Insider Trading March 19, 2026

SentinelOne CEO Sells $562K in Stock as Analysts Adjust Targets After Mixed Quarter

Tomer Weingarten disposed of 38,864 Class A shares under a 10b5-1 plan; company posts steady revenue growth but remains unprofitable

By Hana Yamamoto S
SentinelOne CEO Sells $562K in Stock as Analysts Adjust Targets After Mixed Quarter
S

SentinelOne CEO Tomer Weingarten sold 38,864 Class A shares on March 17, 2026, for about $562,350 under a Rule 10b5-1 plan. The cybersecurity firm reported fourth-quarter fiscal 2026 revenue in line with expectations and 22% year-over-year revenue growth, but it is still unprofitable and its shares have slipped 25% over the past year.

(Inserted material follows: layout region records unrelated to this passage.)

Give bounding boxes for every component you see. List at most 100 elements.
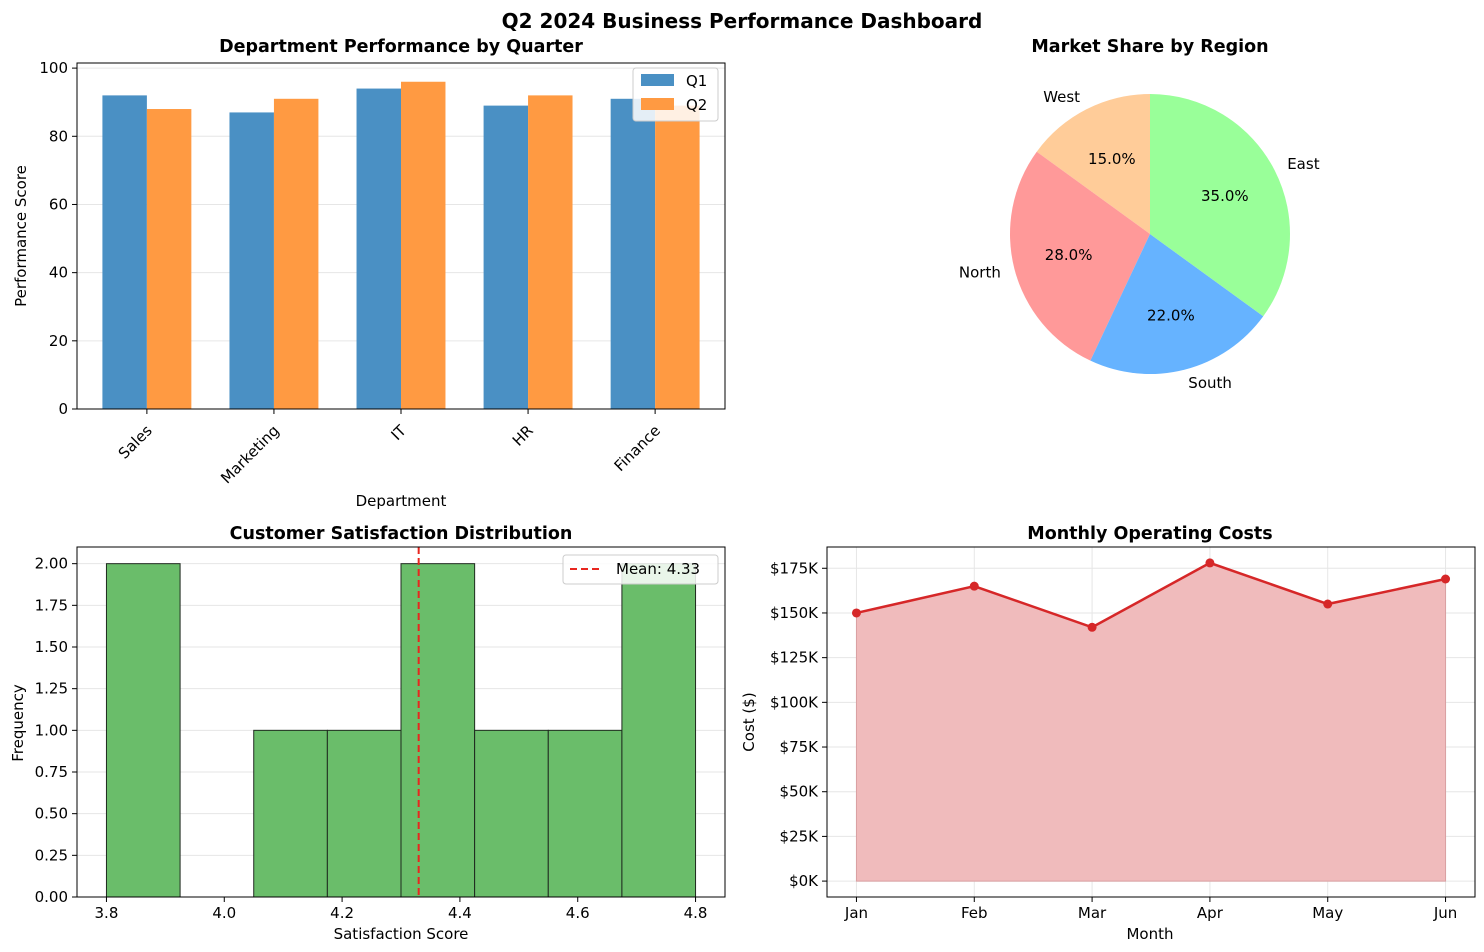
bar-q2 [146, 109, 192, 409]
y-tick-label: 0.75 [35, 763, 68, 781]
slice-percent-label: 35.0% [1201, 187, 1249, 205]
legend-swatch [641, 98, 674, 110]
legend: Mean: 4.33 [562, 554, 719, 585]
chart-title: Customer Satisfaction Distribution [230, 524, 573, 544]
legend-entry: Mean: 4.33 [616, 560, 700, 578]
dashboard-title: Q2 2024 Business Performance Dashboard [502, 9, 983, 33]
y-tick-label: 0.25 [35, 846, 68, 864]
legend-entry: Q2 [686, 96, 707, 114]
histogram-bar [621, 563, 697, 898]
x-tick-label: May [1312, 904, 1343, 922]
chart-title: Market Share by Region [1031, 37, 1268, 57]
department-performance-chart: Department Performance by Quarter Depart… [12, 37, 726, 510]
x-tick-label: 4.2 [330, 904, 354, 922]
x-tick-label: Finance [611, 422, 664, 475]
market-share-chart: Market Share by Region 15.0% West 28.0% Nor… [959, 37, 1320, 392]
y-tick-label: 0.00 [35, 888, 68, 906]
pie-slice-south [1090, 234, 1264, 374]
bar-q1 [356, 88, 401, 410]
y-tick-label: 0.50 [35, 805, 68, 823]
histogram-bar [253, 729, 328, 898]
y-tick-label: 1.75 [35, 596, 68, 614]
bar-q1 [483, 105, 529, 409]
pie-slice-west [1036, 94, 1150, 234]
slice-label: South [1188, 374, 1232, 392]
slice-label: North [959, 263, 1001, 281]
data-point [1205, 558, 1215, 568]
data-point [1323, 599, 1333, 609]
x-axis-label: Month [1126, 925, 1173, 943]
x-tick-label: Mar [1078, 904, 1107, 922]
slice-percent-label: 22.0% [1147, 306, 1195, 324]
x-tick-label: HR [509, 422, 537, 450]
y-tick-label: 60 [49, 195, 68, 213]
y-tick-label: 80 [49, 127, 68, 145]
bar-q1 [610, 98, 656, 410]
legend-box [562, 554, 719, 585]
y-tick-label: $25K [780, 827, 820, 845]
x-tick-label: 4.8 [684, 904, 708, 922]
y-tick-label: $175K [770, 559, 819, 577]
y-tick-label: $50K [780, 783, 820, 801]
pie-slice-east [1150, 94, 1290, 317]
y-tick-label: 1.00 [35, 721, 68, 739]
slice-percent-label: 28.0% [1045, 246, 1093, 264]
histogram-bar [474, 729, 549, 898]
histogram-bar [400, 563, 476, 898]
bar-q2 [528, 95, 573, 409]
bar-q1 [102, 95, 147, 409]
x-tick-label: Marketing [217, 422, 283, 488]
pie-slice-north [1010, 151, 1150, 361]
area-fill [855, 562, 1447, 882]
y-axis-label: Cost ($) [740, 692, 758, 751]
y-tick-label: 1.50 [35, 638, 68, 656]
x-tick-label: 4.4 [448, 904, 472, 922]
slice-percent-label: 15.0% [1088, 150, 1136, 168]
y-axis-label: Performance Score [12, 165, 30, 307]
slice-label: East [1287, 155, 1319, 173]
x-tick-label: 4.0 [212, 904, 236, 922]
x-tick-label: Apr [1197, 904, 1224, 922]
x-tick-label: Sales [115, 421, 156, 462]
chart-title: Department Performance by Quarter [219, 37, 583, 57]
series-line [856, 561, 1446, 629]
y-axis-label: Frequency [9, 684, 27, 762]
histogram-bar [326, 729, 402, 898]
x-tick-label: IT [387, 421, 410, 444]
y-tick-label: $150K [770, 604, 819, 622]
bar-q2 [655, 105, 700, 409]
bar-q1 [229, 112, 274, 409]
x-axis-label: Satisfaction Score [334, 925, 469, 943]
plot-frame [76, 546, 726, 898]
y-tick-label: 2.00 [35, 555, 68, 573]
legend: Q1 Q2 [632, 67, 719, 122]
data-point [969, 581, 979, 591]
slice-label: West [1043, 88, 1080, 106]
y-tick-label: $125K [770, 649, 819, 667]
y-tick-label: 40 [49, 264, 68, 282]
satisfaction-histogram: Customer Satisfaction Distribution Satis… [9, 524, 726, 943]
y-tick-label: $100K [770, 693, 819, 711]
chart-title: Monthly Operating Costs [1027, 524, 1272, 544]
histogram-bar [105, 563, 181, 898]
bar-q2 [273, 98, 319, 410]
legend-swatch [641, 74, 674, 86]
y-tick-label: 1.25 [35, 680, 68, 698]
legend-entry: Q1 [686, 72, 707, 90]
x-tick-label: Jan [844, 904, 868, 922]
x-tick-label: 3.8 [95, 904, 119, 922]
y-tick-label: 20 [49, 332, 68, 350]
y-tick-label: 0 [58, 400, 68, 418]
data-point [851, 608, 861, 618]
y-tick-label: $0K [789, 872, 819, 890]
y-tick-label: 100 [39, 59, 68, 77]
y-tick-label: $75K [780, 738, 820, 756]
histogram-bar [547, 729, 623, 898]
data-point [1087, 622, 1097, 632]
x-axis-label: Department [356, 492, 447, 510]
x-tick-label: Feb [961, 904, 988, 922]
x-tick-label: Jun [1433, 904, 1457, 922]
bar-q2 [401, 81, 446, 409]
data-point [1441, 574, 1451, 584]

Several analysts trimmed price targets while maintaining varied ratings.

Key Points

  • SentinelOne CEO Tomer Weingarten sold 38,864 Class A shares on March 17, 2026, for approximately $562,350 under a Rule 10b5-1 plan.
  • The company reported fourth-quarter fiscal 2026 revenue of $271.2 million, matched consensus estimates, and recorded 22% year-over-year revenue growth, with ARR beating consensus by about $4 million.
  • Analysts adjusted price targets across the board while maintaining mixed ratings, reflecting cautious optimism amid consistent top-line results and continued unprofitability.

SentinelOne (ticker: S) Chief Executive Tomer Weingarten sold 38,864 shares of the companys Class A common stock on March 17, 2026, receiving roughly $562,350 from the transactions. The trades were executed at prices between $14.265 and $14.835 per share, with a weighted average price of $14.4697, and were carried out under a Rule 10b5-1 trading plan that Weingarten adopted on June 3, 2025.

After this sale, Weingarten directly holds 1,007,277 shares. Some of those shares remain subject to forfeiture if related vesting conditions are not met.


On the operational side, SentinelOne reported fourth-quarter fiscal 2026 revenue of $271.2 million, which matched consensus estimates and marked the fourth consecutive quarter in which the company met expectations. The companys annual recurring revenue exceeded consensus by approximately $4 million; however, ARR growth slowed by one percentage point to 22% year-over-year.

Despite top-line momentum, SentinelOne remains unprofitable, posting an earnings per share figure of -$1.37. The companys balance sheet shows more cash than debt, and the reported 22% revenue expansion over the last twelve months was flagged in one analysis as a positive element amid the firms broader financial picture.


Equity analysts reacted to the mixed quarterly data with a series of price-target adjustments and rating affirmations:

  • UBS kept a Neutral rating on SentinelOne while reducing its price target to $15, citing mixed quarterly results but a positive outlook for fiscal 2027 annual recurring revenue.
  • Stephens lowered its price target to $18 from $20 but maintained an Overweight rating, indicating that it saw SentinelOnes ARR and profitability modestly ahead of consensus.
  • D.A. Davidson reiterated a Neutral rating with a $14.00 price target, noting modest improvements in net new ARR growth.
  • Bernstein SocGen Group trimmed its price target to $19 while keeping an Outperform rating, calling out the consistency in top-line results.
  • Scotiabank reduced its price target to $15.00, maintained a Sector Perform rating, and highlighted a partnership win with Cloudflare during the quarter.

These analyst moves reflect a mix of cautious optimism and recalibration, with price targets adjusted downward in several cases even as some firms retained positive stances on the shares relative to peers.


SentinelOnes market capitalization stands at $4.94 billion. Over the past year the stock has declined by 25%, a trend that sits alongside the companys combination of revenue growth and continued unprofitability.

Independent analysis noted that, at current market levels, SentinelOne appears slightly undervalued. That assessment cited the companys net cash position relative to debt and its recent revenue growth, while also highlighting the firms negative EPS as a countervailing factor.

The transactions by the chief executive, the companies recent quarterly results and the series of analyst adjustments together provide a snapshot of a cybersecurity company navigating growth and profitability trade-offs while attracting varied responses from the sell-side.

Risks

  • SentinelOne remains unprofitable with an EPS of -$1.37, a factor that could weigh on investor sentiment and valuation - impacting the cybersecurity and technology sectors.
  • Annual recurring revenue growth decelerated by one percentage point to 22% year-over-year, signaling potential headwinds for growth expectations in the enterprise software market.
  • The companys stock has declined 25% over the past year, and multiple analysts trimmed price targets, which introduces downside risk for investors in related technology and market-index exposures.